Hinter jedem dieser Namen steht eine eigene Geschichte – mit Kindheit und Jugend, Hoffnungen, Enttäuschungen, Erfolgen und Brüchen. Menschen, die gearbeitet, geliebt, gestritten, gehofft haben. Viele von ihnen haben im Laufe der Jahre erlebt, wie Freundschaften sich verlaufen, Familien auseinandergehen und vertraute Gesichter verschwinden. Dass am Ende niemand bleibt, der sich kümmert, macht den Abschied nicht weniger bedeutsam – im Gegenteil: Es macht ihn umso kostbarer.

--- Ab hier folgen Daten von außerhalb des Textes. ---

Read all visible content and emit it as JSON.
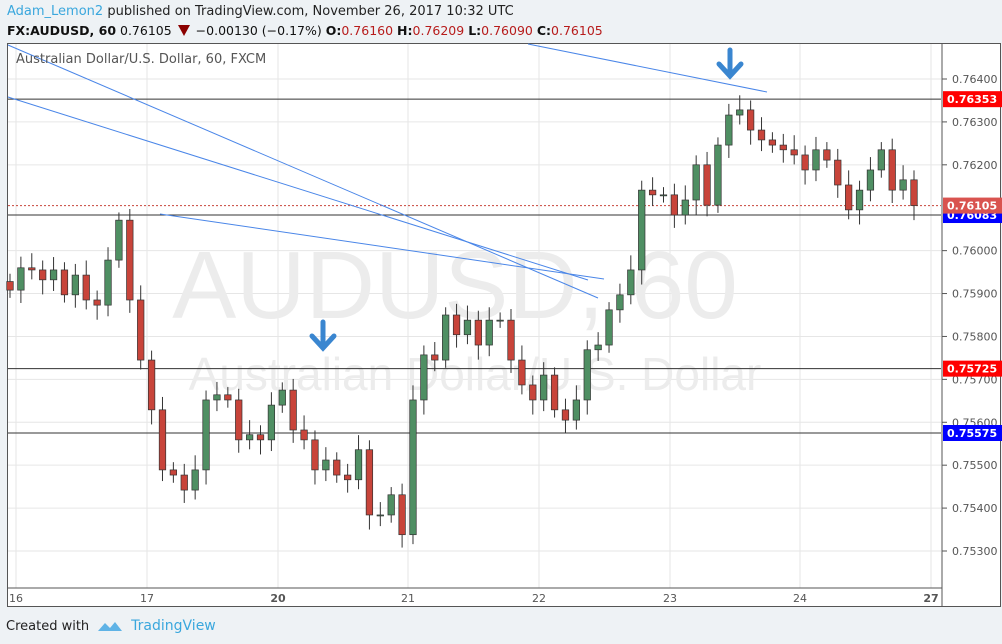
{
  "header": {
    "user": "Adam_Lemon2",
    "published_text": "published on TradingView.com, November 26, 2017 10:32 UTC",
    "symbol": "FX:AUDUSD, 60",
    "last": "0.76105",
    "change": "−0.00130 (−0.17%)",
    "o_label": "O:",
    "o": "0.76160",
    "h_label": "H:",
    "h": "0.76209",
    "l_label": "L:",
    "l": "0.76090",
    "c_label": "C:",
    "c": "0.76105"
  },
  "chart": {
    "subtitle": "Australian Dollar/U.S. Dollar, 60, FXCM",
    "watermark_symbol": "AUDUSD, 60",
    "watermark_name": "Australian Dollar/U.S. Dollar"
  },
  "chart_data": {
    "type": "candlestick",
    "interval": "60",
    "ylim": [
      0.7523,
      0.7646
    ],
    "y_ticks": [
      "0.76400",
      "0.76300",
      "0.76200",
      "0.76000",
      "0.75900",
      "0.75800",
      "0.75700",
      "0.75600",
      "0.75500",
      "0.75400",
      "0.75300"
    ],
    "x_ticks": [
      "16",
      "17",
      "20",
      "21",
      "22",
      "23",
      "24",
      "27"
    ],
    "closes": [
      0.75908,
      0.7596,
      0.75955,
      0.75932,
      0.75955,
      0.75897,
      0.75943,
      0.75885,
      0.75873,
      0.75978,
      0.76071,
      0.75885,
      0.75745,
      0.75629,
      0.75489,
      0.75477,
      0.75442,
      0.75489,
      0.75652,
      0.75664,
      0.75652,
      0.75559,
      0.75571,
      0.75559,
      0.7564,
      0.75675,
      0.75582,
      0.75559,
      0.75489,
      0.75512,
      0.75477,
      0.75466,
      0.75536,
      0.75384,
      0.75384,
      0.75431,
      0.75338,
      0.75652,
      0.75757,
      0.75745,
      0.7585,
      0.75804,
      0.75838,
      0.7578,
      0.75838,
      0.75838,
      0.75745,
      0.75687,
      0.75652,
      0.7571,
      0.75629,
      0.75605,
      0.75652,
      0.75769,
      0.7578,
      0.75862,
      0.75897,
      0.75955,
      0.76141,
      0.7613,
      0.7613,
      0.76083,
      0.76118,
      0.762,
      0.76106,
      0.76246,
      0.76316,
      0.76328,
      0.76281,
      0.76258,
      0.76246,
      0.76235,
      0.76223,
      0.76188,
      0.76235,
      0.76211,
      0.76153,
      0.76095,
      0.76141,
      0.76188,
      0.76235,
      0.76141,
      0.76165,
      0.76105
    ],
    "current_price": "0.76105",
    "horizontal_levels": [
      {
        "price": "0.76353",
        "color": "#ff0000"
      },
      {
        "price": "0.76083",
        "color": "#0000ff"
      },
      {
        "price": "0.75725",
        "color": "#ff0000"
      },
      {
        "price": "0.75575",
        "color": "#0000ff"
      }
    ],
    "colors": {
      "up": "#4f8f63",
      "down": "#c8443a",
      "trendline": "#4a86e8",
      "arrow": "#3a86d0"
    }
  },
  "footer": {
    "created_with": "Created with",
    "brand": "TradingView"
  }
}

Im Rahmen der Aussegnungsfeier auf dem Friedhof Friedenshügel erhalten Freunde, Nachbarinnen, frühere Arbeitskolleginnen und andere Weggefährt*innen die Möglichkeit, persönlich Abschied zu nehmen – auch dann, wenn es keine Familie mehr gibt oder diese nicht erreichbar ist. Die schlichte Zeremonie schafft einen Moment des Innehaltens, in dem deutlich wird: Niemand soll ganz vergessen werden.

Die Aussegnungsfeier wird von der evangelisch-methodistischen Kirchengemeinde in Flensburg gestaltet.